Was für ein Klamauk! Diese ironische Adaption des Märchens von der „Prinzessin auf der Erbse“ brachte bereits im Jahr 1959 das, was Ritter- oder Mittelalter-Musicals wie „Spamalot“ und „Something Rotten!“ später origineller und bissiger unternahmen: Sie zeigt den humorträchtigen Zusammenprall von höfischer Etikette mit flapsig-frechen Brechungen aus unserer Gegenwart. Bei allem Witz, den Regisseur Christopher Tölle und seine formidabel aufgelegte Truppe dem Märchen im Baden-Badener Theater angedeihen lassen: Das ständige Chargieren und Übertreiben gerät selbst für den Verehrer höherer Albernheit mitunter zur Überdosis.

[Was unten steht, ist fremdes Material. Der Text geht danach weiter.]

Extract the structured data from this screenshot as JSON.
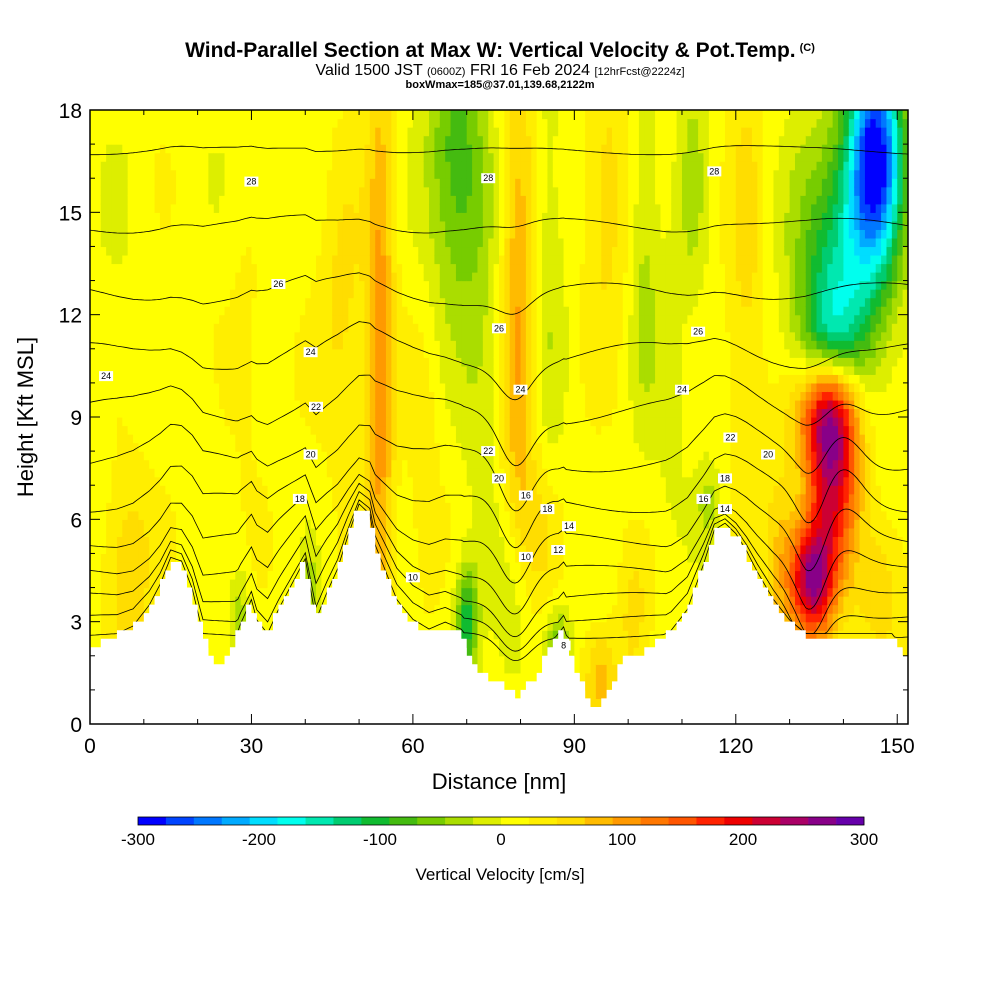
{
  "title": {
    "main": "Wind-Parallel Section at Max W: Vertical Velocity & Pot.Temp.",
    "copyright": "(C)",
    "valid_prefix": "Valid 1500 JST",
    "valid_utc": "(0600Z)",
    "valid_date": "FRI 16 Feb 2024",
    "forecast": "[12hrFcst@2224z]",
    "box": "boxWmax=185@37.01,139.68,2122m"
  },
  "chart_data": {
    "type": "heatmap",
    "xlabel": "Distance [nm]",
    "ylabel": "Height [Kft MSL]",
    "xlim": [
      0,
      152
    ],
    "ylim": [
      0,
      18
    ],
    "x_ticks": [
      "0",
      "30",
      "60",
      "90",
      "120",
      "150"
    ],
    "y_ticks": [
      "0",
      "3",
      "6",
      "9",
      "12",
      "15",
      "18"
    ],
    "colorbar": {
      "label": "Vertical Velocity [cm/s]",
      "range": [
        -300,
        300
      ],
      "ticks": [
        "-300",
        "-200",
        "-100",
        "0",
        "100",
        "200",
        "300"
      ],
      "colors": [
        "#0000ff",
        "#0044ff",
        "#0077ff",
        "#00aaff",
        "#00ddff",
        "#00ffee",
        "#00e8b0",
        "#00cc70",
        "#10bb30",
        "#44bb10",
        "#77cc00",
        "#aadd00",
        "#ddee00",
        "#ffff00",
        "#ffee00",
        "#ffdd00",
        "#ffbb00",
        "#ff9900",
        "#ff7700",
        "#ff5500",
        "#ff2200",
        "#ee0000",
        "#cc0033",
        "#aa0066",
        "#880088",
        "#6600aa"
      ]
    },
    "terrain": [
      {
        "x": 0,
        "y": 2.2
      },
      {
        "x": 5,
        "y": 2.6
      },
      {
        "x": 8,
        "y": 2.8
      },
      {
        "x": 11,
        "y": 3.4
      },
      {
        "x": 13,
        "y": 4.0
      },
      {
        "x": 15,
        "y": 4.8
      },
      {
        "x": 17,
        "y": 4.7
      },
      {
        "x": 19,
        "y": 3.9
      },
      {
        "x": 21,
        "y": 2.6
      },
      {
        "x": 23,
        "y": 1.7
      },
      {
        "x": 26,
        "y": 2.0
      },
      {
        "x": 28,
        "y": 2.9
      },
      {
        "x": 30,
        "y": 3.6
      },
      {
        "x": 31,
        "y": 3.0
      },
      {
        "x": 33,
        "y": 2.6
      },
      {
        "x": 35,
        "y": 3.3
      },
      {
        "x": 38,
        "y": 4.2
      },
      {
        "x": 40,
        "y": 4.8
      },
      {
        "x": 41,
        "y": 3.9
      },
      {
        "x": 42,
        "y": 3.0
      },
      {
        "x": 44,
        "y": 3.8
      },
      {
        "x": 46,
        "y": 4.5
      },
      {
        "x": 48,
        "y": 5.5
      },
      {
        "x": 50,
        "y": 6.4
      },
      {
        "x": 52,
        "y": 6.1
      },
      {
        "x": 53,
        "y": 5.2
      },
      {
        "x": 55,
        "y": 4.4
      },
      {
        "x": 57,
        "y": 3.6
      },
      {
        "x": 60,
        "y": 3.0
      },
      {
        "x": 63,
        "y": 2.7
      },
      {
        "x": 66,
        "y": 2.9
      },
      {
        "x": 69,
        "y": 2.7
      },
      {
        "x": 71,
        "y": 1.8
      },
      {
        "x": 74,
        "y": 1.3
      },
      {
        "x": 77,
        "y": 1.1
      },
      {
        "x": 79,
        "y": 0.8
      },
      {
        "x": 82,
        "y": 1.2
      },
      {
        "x": 84,
        "y": 1.7
      },
      {
        "x": 86,
        "y": 2.4
      },
      {
        "x": 88,
        "y": 2.8
      },
      {
        "x": 90,
        "y": 1.8
      },
      {
        "x": 92,
        "y": 0.9
      },
      {
        "x": 94,
        "y": 0.4
      },
      {
        "x": 96,
        "y": 0.7
      },
      {
        "x": 98,
        "y": 1.5
      },
      {
        "x": 100,
        "y": 2.0
      },
      {
        "x": 103,
        "y": 2.1
      },
      {
        "x": 105,
        "y": 2.4
      },
      {
        "x": 108,
        "y": 2.7
      },
      {
        "x": 111,
        "y": 3.3
      },
      {
        "x": 114,
        "y": 4.6
      },
      {
        "x": 116,
        "y": 5.6
      },
      {
        "x": 118,
        "y": 5.8
      },
      {
        "x": 120,
        "y": 5.5
      },
      {
        "x": 122,
        "y": 5.0
      },
      {
        "x": 124,
        "y": 4.4
      },
      {
        "x": 127,
        "y": 3.6
      },
      {
        "x": 130,
        "y": 3.0
      },
      {
        "x": 133,
        "y": 2.6
      },
      {
        "x": 138,
        "y": 2.6
      },
      {
        "x": 142,
        "y": 2.6
      },
      {
        "x": 146,
        "y": 2.6
      },
      {
        "x": 149,
        "y": 2.6
      },
      {
        "x": 151,
        "y": 2.2
      },
      {
        "x": 152,
        "y": 2.0
      }
    ],
    "velocity_features": [
      {
        "x": 134,
        "y": 4.2,
        "sx": 3,
        "sy": 1.2,
        "w": 230
      },
      {
        "x": 138,
        "y": 7.5,
        "sx": 3.5,
        "sy": 2.0,
        "w": 200
      },
      {
        "x": 137,
        "y": 9.3,
        "sx": 4,
        "sy": 1.2,
        "w": 150
      },
      {
        "x": 146,
        "y": 16.8,
        "sx": 3.5,
        "sy": 2.2,
        "w": -280
      },
      {
        "x": 140,
        "y": 13.5,
        "sx": 6,
        "sy": 2.8,
        "w": -150
      },
      {
        "x": 137,
        "y": 11.2,
        "sx": 4,
        "sy": 1.2,
        "w": -90
      },
      {
        "x": 68,
        "y": 16.5,
        "sx": 4,
        "sy": 3.0,
        "w": -100
      },
      {
        "x": 84,
        "y": 13.5,
        "sx": 3,
        "sy": 5.0,
        "w": -45
      },
      {
        "x": 80,
        "y": 12.0,
        "sx": 2.5,
        "sy": 6.0,
        "w": 95
      },
      {
        "x": 54,
        "y": 10.5,
        "sx": 1.8,
        "sy": 7.0,
        "w": 90
      },
      {
        "x": 47,
        "y": 12.0,
        "sx": 3,
        "sy": 3.0,
        "w": 40
      },
      {
        "x": 73,
        "y": 10.5,
        "sx": 3,
        "sy": 4.0,
        "w": -35
      },
      {
        "x": 96,
        "y": 15.5,
        "sx": 3,
        "sy": 3.0,
        "w": 45
      },
      {
        "x": 103,
        "y": 14.0,
        "sx": 2,
        "sy": 4.0,
        "w": -45
      },
      {
        "x": 112,
        "y": 16.0,
        "sx": 2,
        "sy": 3.0,
        "w": -40
      },
      {
        "x": 122,
        "y": 13.0,
        "sx": 2.5,
        "sy": 5.0,
        "w": 40
      },
      {
        "x": 108,
        "y": 10.0,
        "sx": 2,
        "sy": 3.0,
        "w": -30
      },
      {
        "x": 70,
        "y": 3.0,
        "sx": 1.5,
        "sy": 1.2,
        "w": -120
      },
      {
        "x": 79,
        "y": 3.0,
        "sx": 2.5,
        "sy": 2.0,
        "w": -50
      },
      {
        "x": 87,
        "y": 1.8,
        "sx": 1.5,
        "sy": 1.0,
        "w": -110
      },
      {
        "x": 95,
        "y": 1.3,
        "sx": 2,
        "sy": 1.0,
        "w": 55
      },
      {
        "x": 101,
        "y": 3.0,
        "sx": 2,
        "sy": 1.5,
        "w": 40
      },
      {
        "x": 84,
        "y": 5.5,
        "sx": 2.5,
        "sy": 1.5,
        "w": 30
      },
      {
        "x": 7,
        "y": 4.5,
        "sx": 3,
        "sy": 2.0,
        "w": 55
      },
      {
        "x": 28,
        "y": 3.2,
        "sx": 1.2,
        "sy": 1.0,
        "w": -50
      },
      {
        "x": 41,
        "y": 3.8,
        "sx": 1.2,
        "sy": 1.0,
        "w": -45
      },
      {
        "x": 20,
        "y": 9.5,
        "sx": 2,
        "sy": 1.5,
        "w": -20
      },
      {
        "x": 29,
        "y": 11.0,
        "sx": 2.5,
        "sy": 2.5,
        "w": 20
      },
      {
        "x": 62,
        "y": 7.5,
        "sx": 2,
        "sy": 3.0,
        "w": 25
      },
      {
        "x": 115,
        "y": 6.5,
        "sx": 2,
        "sy": 1.0,
        "w": -40
      },
      {
        "x": 128,
        "y": 5.0,
        "sx": 2,
        "sy": 2.0,
        "w": 50
      },
      {
        "x": 147,
        "y": 4.0,
        "sx": 3,
        "sy": 1.5,
        "w": 50
      },
      {
        "x": 30,
        "y": 16.5,
        "sx": 5,
        "sy": 2.0,
        "w": -15
      },
      {
        "x": 5,
        "y": 14.0,
        "sx": 4,
        "sy": 3.0,
        "w": -12
      }
    ],
    "theta_levels": [
      8,
      10,
      12,
      14,
      16,
      18,
      20,
      22,
      24,
      26,
      28
    ],
    "contour_labels": [
      {
        "text": "28",
        "x": 30,
        "y": 15.9
      },
      {
        "text": "28",
        "x": 74,
        "y": 16.0
      },
      {
        "text": "28",
        "x": 116,
        "y": 16.2
      },
      {
        "text": "26",
        "x": 35,
        "y": 12.9
      },
      {
        "text": "26",
        "x": 76,
        "y": 11.6
      },
      {
        "text": "26",
        "x": 113,
        "y": 11.5
      },
      {
        "text": "24",
        "x": 3,
        "y": 10.2
      },
      {
        "text": "24",
        "x": 41,
        "y": 10.9
      },
      {
        "text": "24",
        "x": 80,
        "y": 9.8
      },
      {
        "text": "24",
        "x": 110,
        "y": 9.8
      },
      {
        "text": "22",
        "x": 42,
        "y": 9.3
      },
      {
        "text": "22",
        "x": 74,
        "y": 8.0
      },
      {
        "text": "22",
        "x": 119,
        "y": 8.4
      },
      {
        "text": "20",
        "x": 41,
        "y": 7.9
      },
      {
        "text": "20",
        "x": 76,
        "y": 7.2
      },
      {
        "text": "20",
        "x": 126,
        "y": 7.9
      },
      {
        "text": "18",
        "x": 39,
        "y": 6.6
      },
      {
        "text": "18",
        "x": 85,
        "y": 6.3
      },
      {
        "text": "18",
        "x": 118,
        "y": 7.2
      },
      {
        "text": "16",
        "x": 81,
        "y": 6.7
      },
      {
        "text": "16",
        "x": 114,
        "y": 6.6
      },
      {
        "text": "14",
        "x": 89,
        "y": 5.8
      },
      {
        "text": "14",
        "x": 118,
        "y": 6.3
      },
      {
        "text": "12",
        "x": 87,
        "y": 5.1
      },
      {
        "text": "10",
        "x": 60,
        "y": 4.3
      },
      {
        "text": "10",
        "x": 81,
        "y": 4.9
      },
      {
        "text": "8",
        "x": 88,
        "y": 2.3
      }
    ]
  }
}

In den deutschsprachigen Theatern kommt das knallige Märchen nur höchst selten auf die Bühne (bisher, genauer gesagt, nur in Hildesheim, Wien und zweimal von Musicalstudenten in München). In den USA dagegen erfreut sich die freche Prinzessin an Schulen und in Community-Theatern bleibender Beliebtheit, das Stück wurde mehrfach verfilmt und kehrt immer wieder in Revivals an den Broadway und Off-Broadway zurück. Die flotte, jazzige Broadway-Partitur stammt von Mary Rodgers, der Tochter des großen Richard Rodgers; sie klingt nett und unterhaltsam, ist aber sicher kein herausragendes Werk. Die sehr lustige deutsche Übersetzung von Sonya Martin und Frank Buecheler trägt auf jeden Fall zur Freude am Stück bei.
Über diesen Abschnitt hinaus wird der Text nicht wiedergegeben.